The curtains have drawn on Imran Khan’s premiership. His successor finds himself in a remarkably similar position as Khan did in 2018: struggling to pay for the large import bill, a budget deficit that likely needs to be financed by more debt, and a sliding rupee. That is the thing about Pakistan’s economy: nothing changes, even when things change.
Over the past three-odd years, Khan made some things worse, few better. He launched a remarkably ill-advised amnesty programme for the real-estate sector. He delayed an inevitable IMF programme, prolonging economic instability. But he also invested heavily in a public health insurance system through the Sehat Card, setting a precedent that would be hard to reverse for future governments. He also managed the pandemic response better than expected, potentially saving thousands of livelihoods.
But for most things, he did nothing. He — like many before him — ignored the underlying structural economic problems that persist across political cycles. Take Pakistan’s lack of tax revenue. The reason why we don’t generate enough tax revenue is because the governments have been reluctant to expand the number of people and firms who pay taxes — effectively leaving out urban landlords, large agriculturists, and many businesses un- or under-taxed.
Herein lies the tragedy: Pakistan’s economic problems require undertaking politically costly reforms – hence, they persist regardless of who is in office.
Part of the reason is that almost every government starts its economic policymaking with short-sighted firefighting measures, which eats up political capital and takes a few years before they have to start positioning themselves for the next election — timing which is not conducive to undertaking any of these costly reforms.
Prime Minister Shehbaz Sharif’s administration will also have to focus on such economic firefighting measures to get the budget deficit and external financing gap in control. This will include talking to the International Monetary Fund and, if they talk back, to ‘friendly countries’ to secure bilateral flows. Domestically, it will be a hard act to balance the reversal of Khan’s disastrous fuel subsidies while attempting to cushion the impact of increasing inflation on people ahead of elections.
Once this firefighting is done and elections are held with a new administration in place with a longer mandate, the focus needs to move to the causes of this fire: the structural problems that keep Pakistanis poor.
This requires twin focuses.
First, build greater domestic productive capacity so we generate and produce more goods and services locally that can compete globally. Doing so won’t be easy, but it can’t be ignored: it requires combining public investments in improving connectivity and education with the right incentives for firms to invest, modernize, and export.
Setting the right incentives is the key here. The government can’t and shouldn’t invest in everything that might generate prosperity, but it must create the right incentives for others to undertake the right activities.
For example, taxing urban land properly would be an important step in discouraging people and firms to invest in real estate for speculative reasons. Currently, Punjab with its 100 million-plus population, collects less urban property taxes than the city of Chennai, which is home to about 10 million people. A consequence of this is that money flows into real estate instead of sectors that either build capacity for more exports or substitutes the need for imports. We can’t, alas, export corner plots.
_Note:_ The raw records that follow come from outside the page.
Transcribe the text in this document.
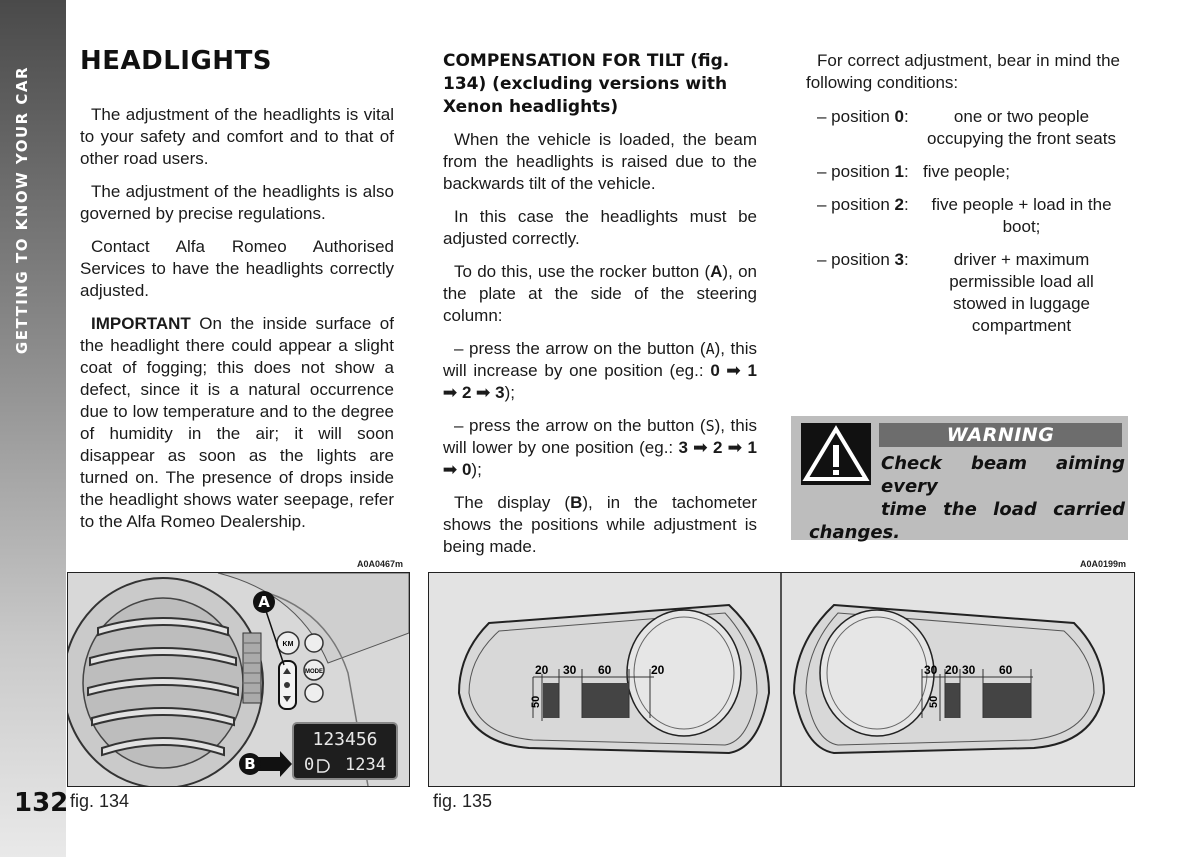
GETTING TO KNOW YOUR CAR
132
HEADLIGHTS

The adjustment of the headlights is vital to your safety and comfort and to that of other road users.

The adjustment of the headlights is also governed by precise regulations.

Contact Alfa Romeo Authorised Services to have the headlights correctly adjusted.

IMPORTANT On the inside surface of the headlight there could appear a slight coat of fogging; this does not show a defect, since it is a natural occurrence due to low temperature and to the degree of humidity in the air; it will soon disappear as soon as the lights are turned on. The presence of drops inside the headlight shows water seepage, refer to the Alfa Romeo Dealership.

COMPENSATION FOR TILT (fig. 134) (excluding versions with Xenon headlights)

When the vehicle is loaded, the beam from the headlights is raised due to the backwards tilt of the vehicle.

In this case the headlights must be adjusted correctly.

To do this, use the rocker button (A), on the plate at the side of the steering column:

– press the arrow on the button (A), this will increase by one position (eg.: 0 ➟ 1 ➟ 2 ➟ 3);

– press the arrow on the button (S), this will lower by one position (eg.: 3 ➟ 2 ➟ 1 ➟ 0);

The display (B), in the tachometer shows the positions while adjustment is being made.

For correct adjustment, bear in mind the following conditions:

– position 0:	one or two people occupying the front seats
– position 1: five people;
– position 2:	five people + load in the boot;
– position 3:	driver + maximum permissible load all stowed in luggage compartment
WARNING
Check beam aiming every
time the load carried
changes.
A0A0467m	A0A0199m
KM
MODE
A
123456
0 1234
B
fig. 134
20 30 60	20
50
30 20 30 60
50
fig. 135
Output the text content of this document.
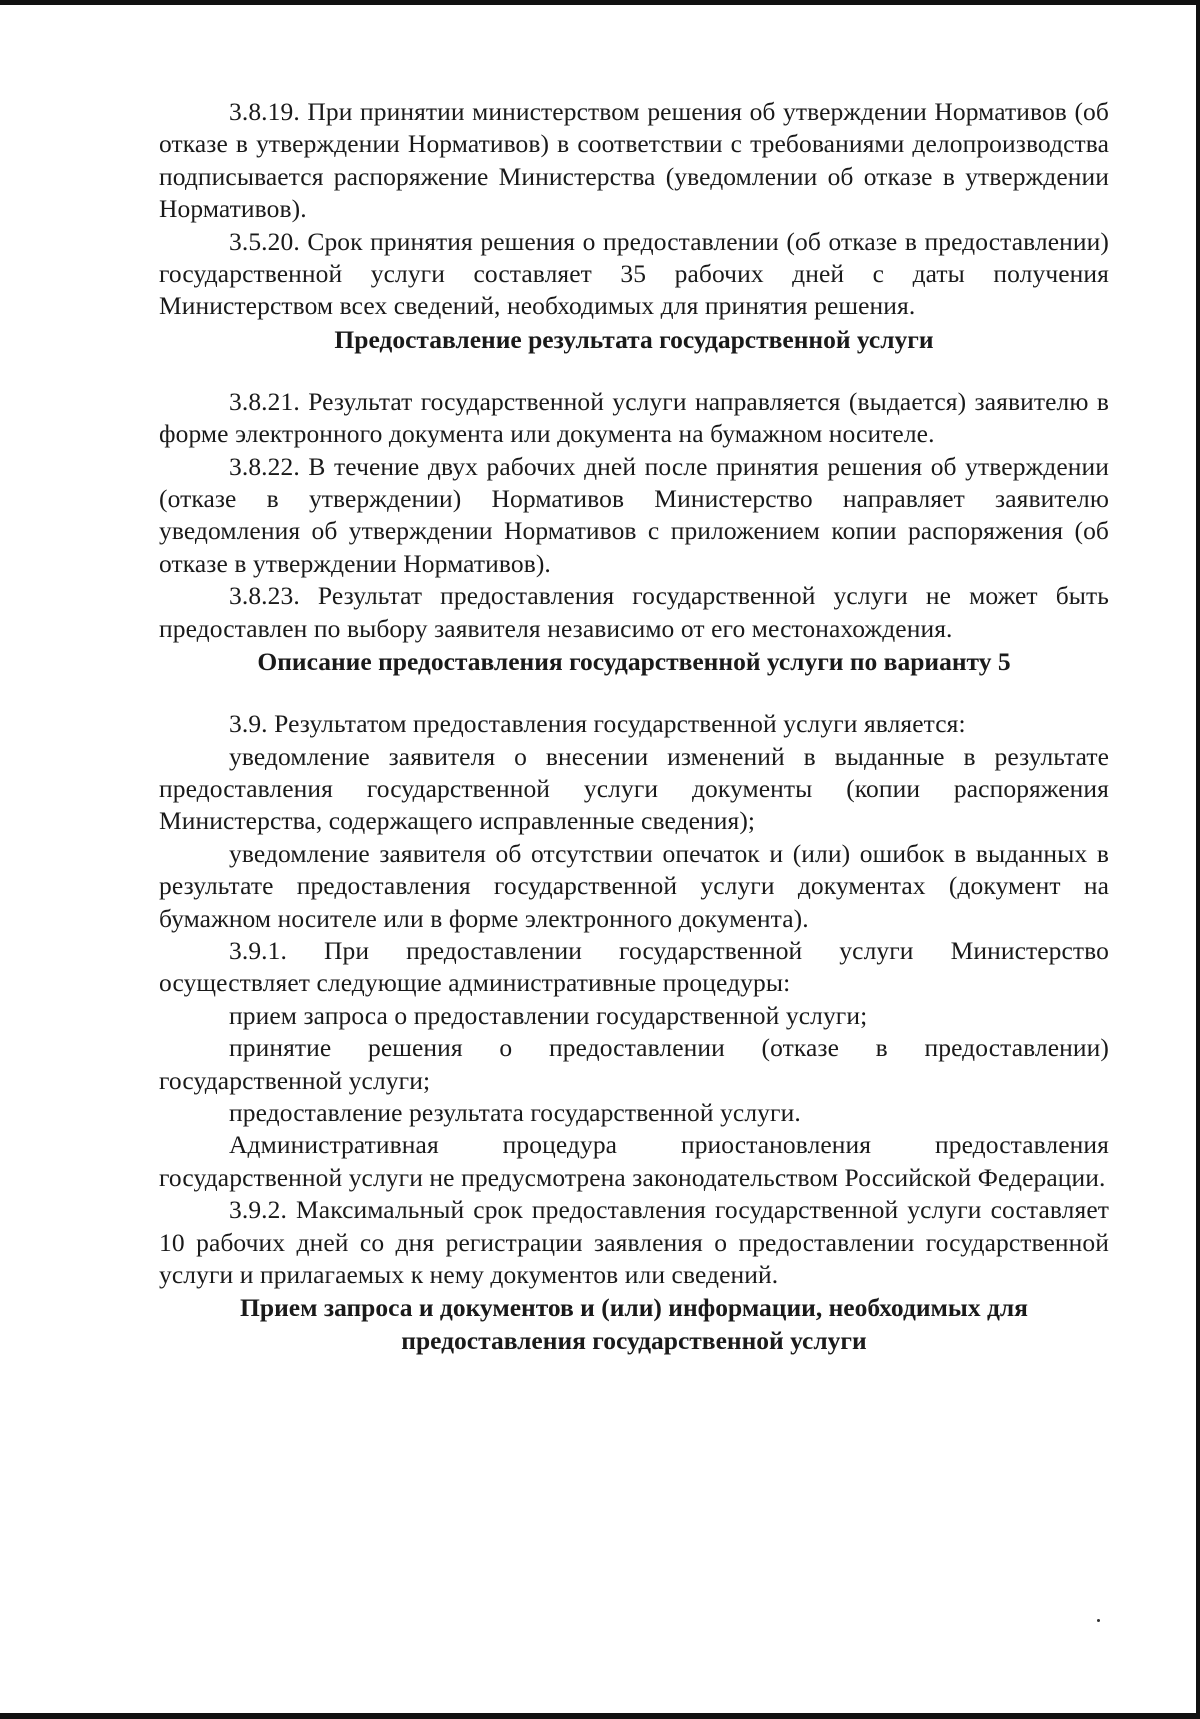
3.8.19. При принятии министерством решения об утверждении Нормативов (об отказе в утверждении Нормативов) в соответствии с требованиями делопроизводства подписывается распоряжение Министерства (уведомлении об отказе в утверждении Нормативов).

3.5.20. Срок принятия решения о предоставлении (об отказе в предоставлении) государственной услуги составляет 35 рабочих дней с даты получения Министерством всех сведений, необходимых для принятия решения.

Предоставление результата государственной услуги

3.8.21. Результат государственной услуги направляется (выдается) заявителю в форме электронного документа или документа на бумажном носителе.

3.8.22. В течение двух рабочих дней после принятия решения об утверждении (отказе в утверждении) Нормативов Министерство направляет заявителю уведомления об утверждении Нормативов с приложением копии распоряжения (об отказе в утверждении Нормативов).

3.8.23. Результат предоставления государственной услуги не может быть предоставлен по выбору заявителя независимо от его местонахождения.

Описание предоставления государственной услуги по варианту 5

3.9. Результатом предоставления государственной услуги является:

уведомление заявителя о внесении изменений в выданные в результате предоставления государственной услуги документы (копии распоряжения Министерства, содержащего исправленные сведения);

уведомление заявителя об отсутствии опечаток и (или) ошибок в выданных в результате предоставления государственной услуги документах (документ на бумажном носителе или в форме электронного документа).

3.9.1. При предоставлении государственной услуги Министерство осуществляет следующие административные процедуры:

прием запроса о предоставлении государственной услуги;

принятие решения о предоставлении (отказе в предоставлении) государственной услуги;

предоставление результата государственной услуги.

Административная процедура приостановления предоставления государственной услуги не предусмотрена законодательством Российской Федерации.

3.9.2. Максимальный срок предоставления государственной услуги составляет 10 рабочих дней со дня регистрации заявления о предоставлении государственной услуги и прилагаемых к нему документов или сведений.

Прием запроса и документов и (или) информации, необходимых для
предоставления государственной услуги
Making this structural shift requires taking on, even if so gradually, the privileged few that make money not through fair market competition but through government subsidies, protections, and perfectional treatment. It is no surprise that many firms decide to sell locally where many enjoy near-captive markets rather than compete globally. A case in point is our sugar industry, which wouldn’t exist without the government’s generous patronage.
Second, improve how public policy decisions are taken in Pakistan. Our policymaking remains reactionary, highly centralised, and dependent on a civil service that isn’t fit to deliver.
Civil service reform, a top promise for decades, needs to take a more pragmatic approach as opposed to grand big-bang reforms which either never start or fail due to the opposition they create. Setting up another committee dominated by ex-bureaucrats won’t accomplish much; the reform must be led by politicians with a clear purpose to build a system that provides better services to citizens. Without the people with the right skills, working under a structure that incentives them to perform well, policy decisions will remain siloed and reactionary. The consequence is economic mismanagement.
Effective policymaking must also decentralize decision-making beyond provincial capitals. It is near impossible to govern well a country of over 200 million people from five cities. Repeatedly, evidence from across the world has shown that decentralised governments are more responsive to people’s needs and better equipped to deal with policy challenges. You can’t know what residents of Bahawalpur need while sitting in Lahore.
The PTI-led Punjab government attempted to do so with the 2019 Local Government Act but never implemented it. This must change. Doing so will not only improve the quality of public policy decisions but will also open a new avenue for the political competition taking away ‘winner takes all’ stakes in federal and provincial governments.
Over the coming weeks and months, we will be told that times are tough. That’s true. And they will remain so if we don’t do something differently.
The writer is an economist at the University of Oxford.